KOTA KINABALU: Sabah will lose one of its oldest newspapers with the New Sabah Times set to bring the curtains down at the end of this month.
The paper, which was founded in 1949 but underwent several rebrandings since, will close after 70 years.
Its managing director Felix Gusti told FMT that a sharp drop in circulation and falling advertisement revenues were among the reasons behind the imminent closure.
“We still have some newsprint and we have to finish that by Dec 31. After that, it will be closed for good, that much I can tell you,” Gusti said.
“I think our competitors, the Borneo Post and Daily Express, are also experiencing the same problems. Although they may have other reasons to continue but we have been operating at a very big deficit every month.
Gusti pointed out the cost to operate was too high even if the paper were to print a smaller number of newspapers.
“In the first place, our circulation has dropped so much. When it drops, that means advertisements also drop. Nobody wants to advertise when the circulation is small,” he said, adding he will be issuing a proper statement after a staff meeting this Thursday.
Gusti is scheduled to speak to some 90 staff from the editorial and non-editorial sections over the course of the day, with outstation workers notified through video conferencing.
He is expected to discuss with the staff the severance procedures, among others.
A staff member, who declined to be named, claimed the management was still divided on whether to go ahead with the closure.
“We heard the management is still 50-50 about the closure. Half of them want it to close but the others still harbour hopes of the paper continuing, or at least keeping the name,” said the source.
The employee also said some are hoping that, instead of the closure, the paper would take a new direction such as having only an online version.
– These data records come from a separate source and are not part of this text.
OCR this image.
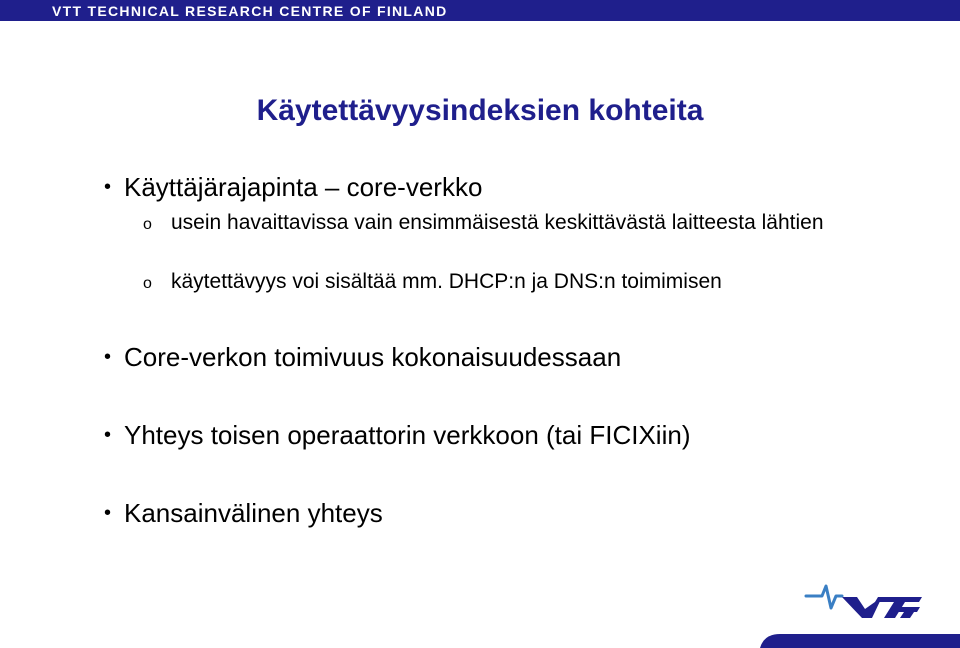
VTT TECHNICAL RESEARCH CENTRE OF FINLAND
Käytettävyysindeksien kohteita
• Käyttäjärajapinta – core-verkko
o usein havaittavissa vain ensimmäisestä keskittävästä laitteesta lähtien
o käytettävyys voi sisältää mm. DHCP:n ja DNS:n toimimisen
• Core-verkon toimivuus kokonaisuudessaan
• Yhteys toisen operaattorin verkkoon (tai FICIXiin)
• Kansainvälinen yhteys
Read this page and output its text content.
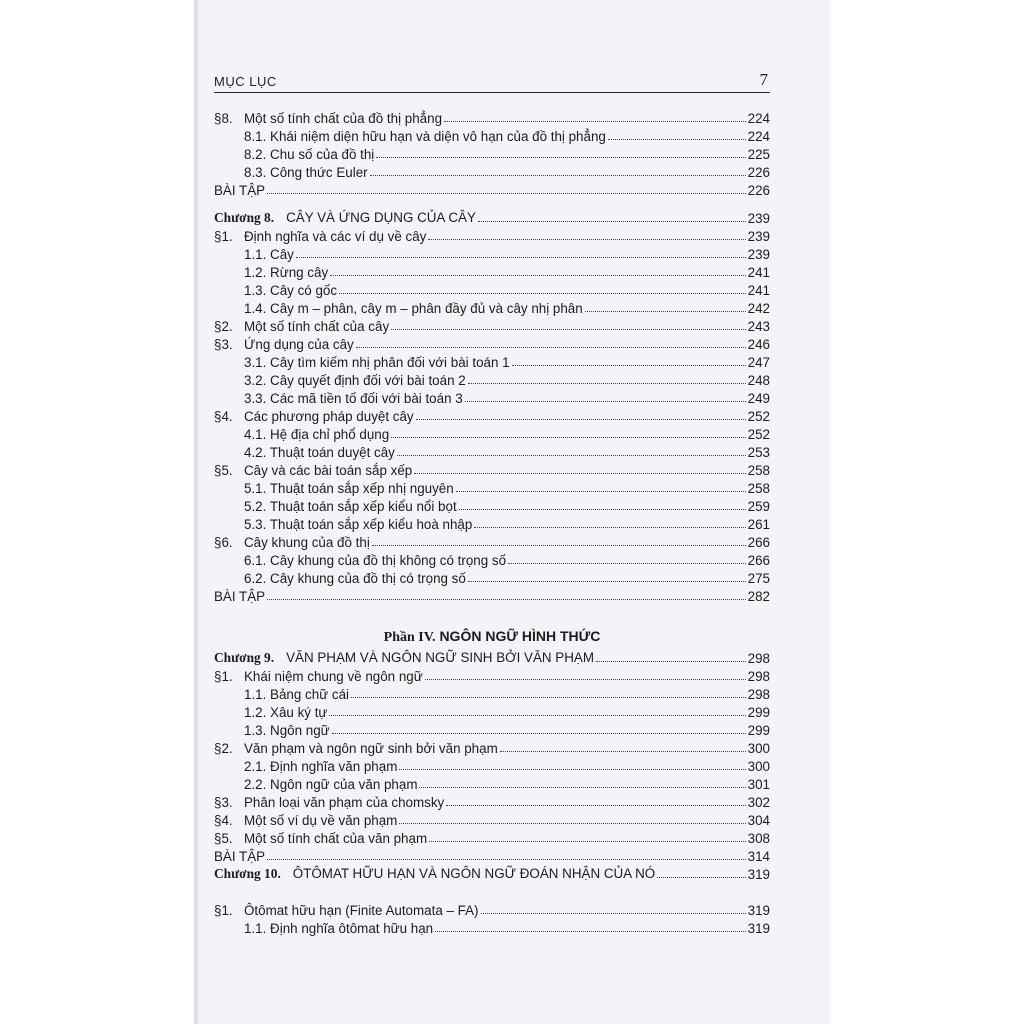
MỤC LỤC	7
Phần IV. NGÔN NGỮ HÌNH THỨC
§8. Một số tính chất của đồ thị phẳng	224
8.1. Khái niệm diện hữu hạn và diện vô hạn của đồ thị phẳng	224
8.2. Chu số của đồ thị	225
8.3. Công thức Euler	226
BÀI TẬP	226
Chương 8. CÂY VÀ ỨNG DỤNG CỦA CÂY	239
§1. Định nghĩa và các ví dụ về cây	239
1.1. Cây	239
1.2. Rừng cây	241
1.3. Cây có gốc	241
1.4. Cây m – phân, cây m – phân đầy đủ và cây nhị phân	242
§2. Một số tính chất của cây	243
§3. Ứng dụng của cây	246
3.1. Cây tìm kiếm nhị phân đối với bài toán 1	247
3.2. Cây quyết định đối với bài toán 2	248
3.3. Các mã tiền tố đối với bài toán 3	249
§4. Các phương pháp duyệt cây	252
4.1. Hệ địa chỉ phổ dụng	252
4.2. Thuật toán duyệt cây	253
§5. Cây và các bài toán sắp xếp	258
5.1. Thuật toán sắp xếp nhị nguyên	258
5.2. Thuật toán sắp xếp kiểu nổi bọt	259
5.3. Thuật toán sắp xếp kiểu hoà nhập	261
§6. Cây khung của đồ thị	266
6.1. Cây khung của đồ thị không có trọng số	266
6.2. Cây khung của đồ thị có trọng số	275
BÀI TẬP	282
Chương 9. VĂN PHẠM VÀ NGÔN NGỮ SINH BỞI VĂN PHẠM	298
§1. Khái niệm chung về ngôn ngữ	298
1.1. Bảng chữ cái	298
1.2. Xâu ký tự	299
1.3. Ngôn ngữ	299
§2. Văn phạm và ngôn ngữ sinh bởi văn phạm	300
2.1. Định nghĩa văn phạm	300
2.2. Ngôn ngữ của văn phạm	301
§3. Phân loại văn phạm của chomsky	302
§4. Một số ví dụ về văn phạm	304
§5. Một số tính chất của văn phạm	308
BÀI TẬP	314
Chương 10. ÔTÔMAT HỮU HẠN VÀ NGÔN NGỮ ĐOÁN NHẬN CỦA NÓ	319
§1. Ôtômat hữu hạn (Finite Automata – FA)	319
1.1. Định nghĩa ôtômat hữu hạn	319
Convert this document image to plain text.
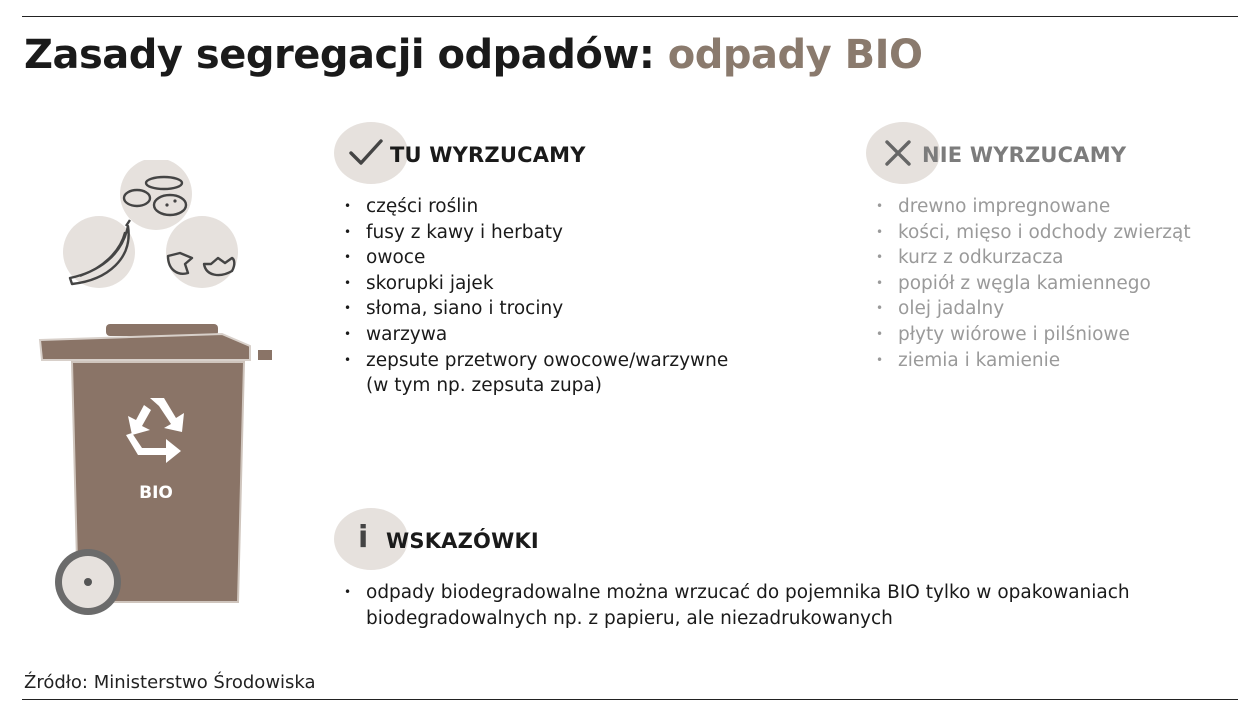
Zasady segregacji odpadów: odpady BIO
BIO
TU WYRZUCAMY
• części roślin
• fusy z kawy i herbaty
• owoce
• skorupki jajek
• słoma, siano i trociny
• warzywa
• zepsute przetwory owocowe/warzywne
(w tym np. zepsuta zupa)
NIE WYRZUCAMY
• drewno impregnowane
• kości, mięso i odchody zwierząt
• kurz z odkurzacza
• popiół z węgla kamiennego
• olej jadalny
• płyty wiórowe i pilśniowe
• ziemia i kamienie
i WSKAZÓWKI
• odpady biodegradowalne można wrzucać do pojemnika BIO tylko w opakowaniach
biodegradowalnych np. z papieru, ale niezadrukowanych
Źródło: Ministerstwo Środowiska
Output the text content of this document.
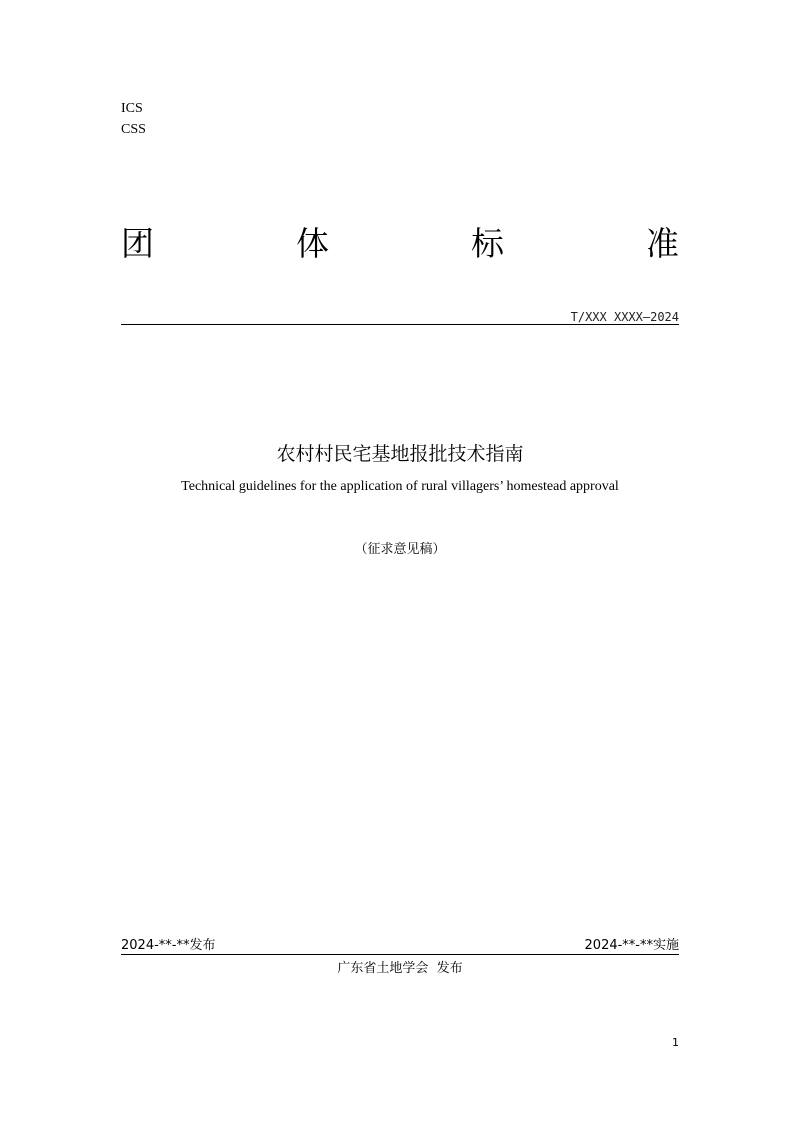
ICS
CSS
团	体	标	准
T/XXX XXXX—2024
农村村民宅基地报批技术指南
Technical guidelines for the application of rural villagers’ homestead approval
（征求意见稿）
2024-**-**发布	2024-**-**实施
广东省土地学会  发布
1
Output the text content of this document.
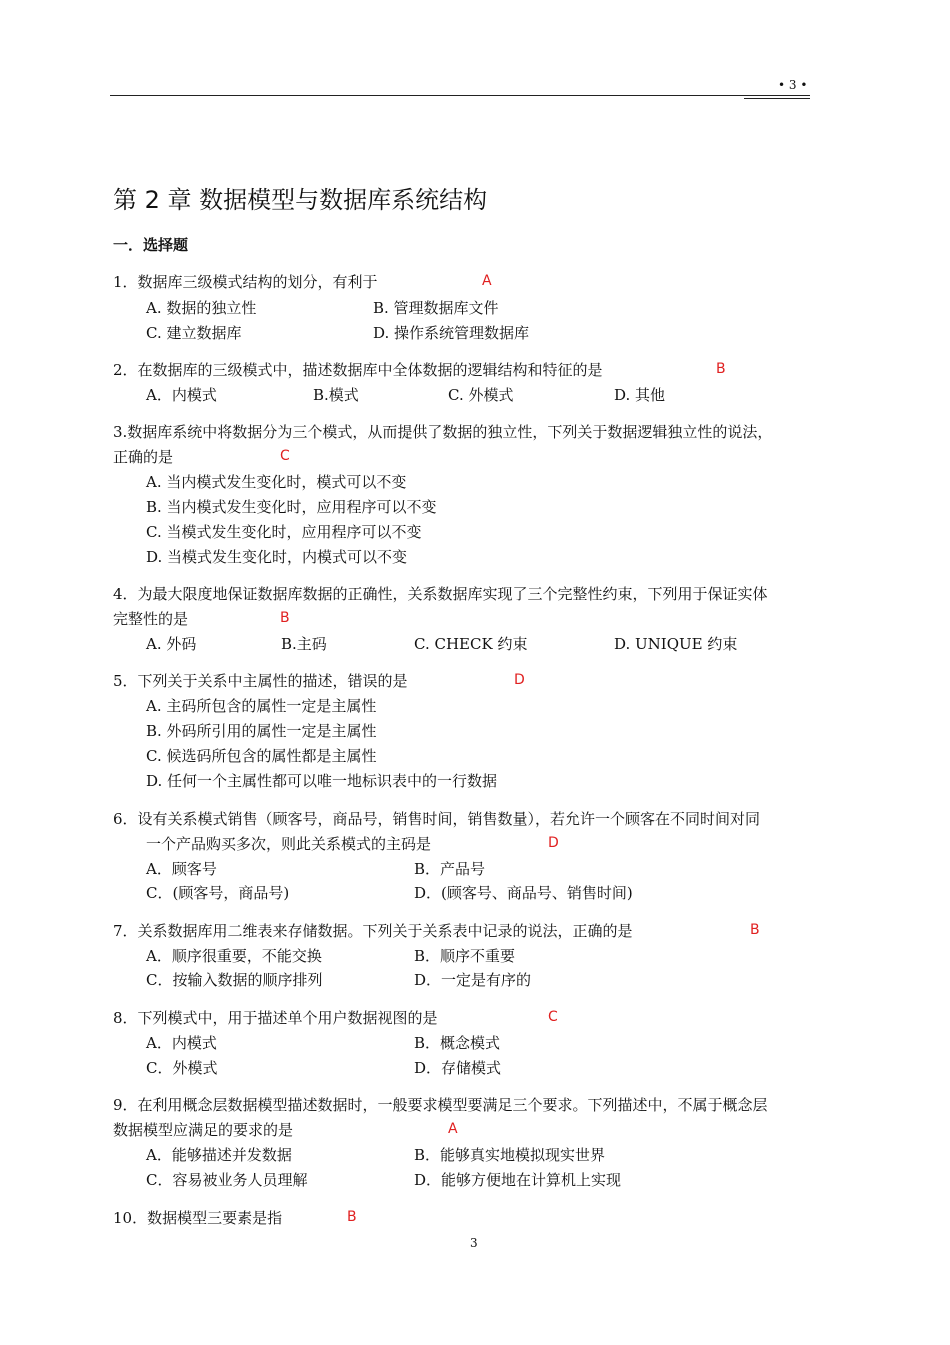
• 3 •
第 2 章 数据模型与数据库系统结构
一．选择题
1．数据库三级模式结构的划分，有利于	A
A. 数据的独立性	B. 管理数据库文件
C. 建立数据库	D. 操作系统管理数据库
2．在数据库的三级模式中，描述数据库中全体数据的逻辑结构和特征的是	B
A．内模式	B.模式	C. 外模式	D. 其他
3.数据库系统中将数据分为三个模式，从而提供了数据的独立性，下列关于数据逻辑独立性的说法，
正确的是	C
A. 当内模式发生变化时，模式可以不变
B. 当内模式发生变化时，应用程序可以不变
C. 当模式发生变化时，应用程序可以不变
D. 当模式发生变化时，内模式可以不变
4．为最大限度地保证数据库数据的正确性，关系数据库实现了三个完整性约束，下列用于保证实体
完整性的是	B
A. 外码	B.主码	C. CHECK 约束	D. UNIQUE 约束
5．下列关于关系中主属性的描述，错误的是	D
A. 主码所包含的属性一定是主属性
B. 外码所引用的属性一定是主属性
C. 候选码所包含的属性都是主属性
D. 任何一个主属性都可以唯一地标识表中的一行数据
6．设有关系模式销售（顾客号，商品号，销售时间，销售数量），若允许一个顾客在不同时间对同
一个产品购买多次，则此关系模式的主码是	D
A．顾客号	B．产品号
C．(顾客号，商品号)	D．(顾客号、商品号、销售时间)
7．关系数据库用二维表来存储数据。下列关于关系表中记录的说法，正确的是	B
A．顺序很重要，不能交换	B．顺序不重要
C．按输入数据的顺序排列	D．一定是有序的
8．下列模式中，用于描述单个用户数据视图的是	C
A．内模式	B．概念模式
C．外模式	D．存储模式
9．在利用概念层数据模型描述数据时，一般要求模型要满足三个要求。下列描述中，不属于概念层
数据模型应满足的要求的是	A
A．能够描述并发数据	B．能够真实地模拟现实世界
C．容易被业务人员理解	D．能够方便地在计算机上实现
10．数据模型三要素是指	B
3
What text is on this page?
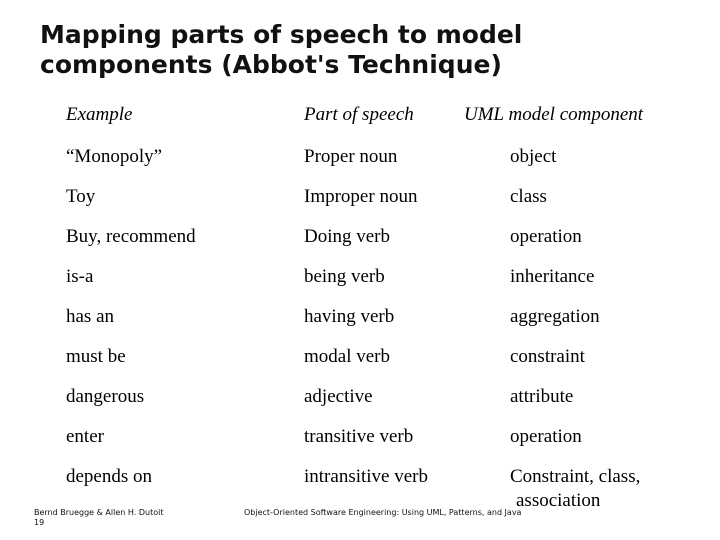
Mapping parts of speech to model components (Abbot's Technique)
Example	Part of speech	UML model component
“Monopoly”	Proper noun	object
Toy	Improper noun	class
Buy, recommend	Doing verb	operation
is-a	being verb	inheritance
has an	having verb	aggregation
must be	modal verb	constraint
dangerous	adjective	attribute
enter	transitive verb	operation
depends on	intransitive verb	Constraint, class,
association
Bernd Bruegge & Allen H. Dutoit
19
Object-Oriented Software Engineering: Using UML, Patterns, and Java
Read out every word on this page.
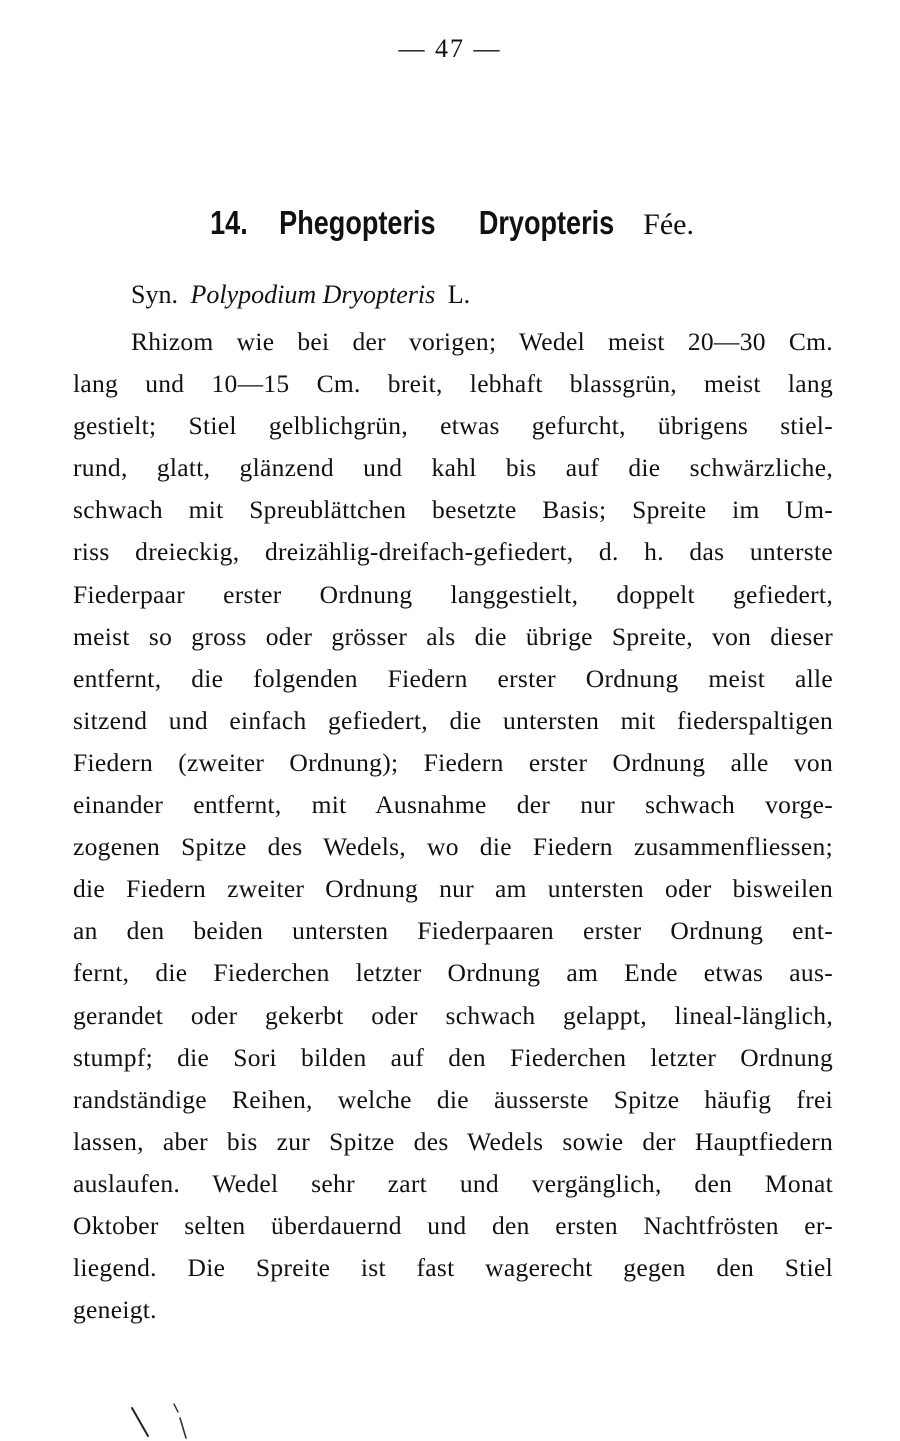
— 47 —
14. Phegopteris Dryopteris Fée.
Syn. Polypodium Dryopteris L.
Rhizom wie bei der vorigen; Wedel meist 20—30 Cm.
lang und 10—15 Cm. breit, lebhaft blassgrün, meist lang
gestielt; Stiel gelblichgrün, etwas gefurcht, übrigens stiel-
rund, glatt, glänzend und kahl bis auf die schwärzliche,
schwach mit Spreublättchen besetzte Basis; Spreite im Um-
riss dreieckig, dreizählig-dreifach-gefiedert, d. h. das unterste
Fiederpaar erster Ordnung langgestielt, doppelt gefiedert,
meist so gross oder grösser als die übrige Spreite, von dieser
entfernt, die folgenden Fiedern erster Ordnung meist alle
sitzend und einfach gefiedert, die untersten mit fiederspaltigen
Fiedern (zweiter Ordnung); Fiedern erster Ordnung alle von
einander entfernt, mit Ausnahme der nur schwach vorge-
zogenen Spitze des Wedels, wo die Fiedern zusammenfliessen;
die Fiedern zweiter Ordnung nur am untersten oder bisweilen
an den beiden untersten Fiederpaaren erster Ordnung ent-
fernt, die Fiederchen letzter Ordnung am Ende etwas aus-
gerandet oder gekerbt oder schwach gelappt, lineal-länglich,
stumpf; die Sori bilden auf den Fiederchen letzter Ordnung
randständige Reihen, welche die äusserste Spitze häufig frei
lassen, aber bis zur Spitze des Wedels sowie der Hauptfiedern
auslaufen. Wedel sehr zart und vergänglich, den Monat
Oktober selten überdauernd und den ersten Nachtfrösten er-
liegend. Die Spreite ist fast wagerecht gegen den Stiel
geneigt.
Besides the New Sabah Times, the Daily Express and the Borneo Post are the only two established local-based English dailies still available in the state.
The New Sabah Times also has Malay and Kadazan Dusun sections, which are quite popular among its readers.
Following the fall of the Barisan Nasional (BN) government in the 2018 general election, there was speculation that the paper, which is closely linked to the political outfit, could be closed due to a sharp drop in funding.
Sabah Times was founded by Fuad Stephens, who later went on to become Sabah’s first chief minister.
It was renamed to North Borneo News & Sabah Times as well as Kinabalu Sabah Times before reverting back to Sabah Times. Sabah Times stopped printing in 1995 but was revived three years later as the New Sabah Times.